Now I will admit that I went to the Phantom Professors blog and read it, and laughed and enjoyed her barbed comments on the Ivory tower. What she discusses is relevant and real. But the way in which she delights in deconstructing her students and their behavior seems, well, mean. It smacks of a vindictiveness that is not the clever observation of one adjunct, over worked and underpaid. Somehow it seems like she is bitterly jealous of her students, their opportunities and their youth.
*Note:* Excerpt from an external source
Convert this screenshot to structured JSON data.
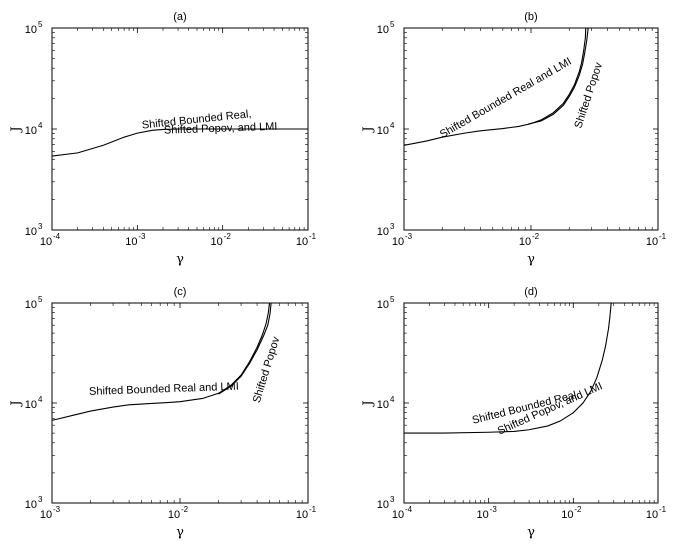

I have had students who were given all and never appreciated it, and occasionally I wish that I had a daddy who paid for my education so that I wasn’t looking at 30 years of student loans, but who wouldn’t. The fact of the matter is that while I think Phantom Prof is someone who I would like to kibitz with over a cocktail, she might not be someone that I would like to send email to. Did I think that she should have been fired for her musing? No, what someone does on their own time can not be controlled by their place of employment. Do I think that what she did sometimes was ethically questionable? You betcha. As an academic the world is filled with gray areas that aren’t necessarily forbidden, but, I would argue, ethical landmines. This is the same way I feel about professors dating their students, while it is not usually outlawed, it shows some questionable judgment, even when that students is no your student anymore. That power relationship is sticky, and should no be exploited. This is the same way that I feel about the Phantom Prof. While I don’t think that she should have been fired, I do think that some of her decisions were questionable, and they make me uncomfortable in the same way that a prof standing at the buffet table of a party with their undergrad girlfriend would.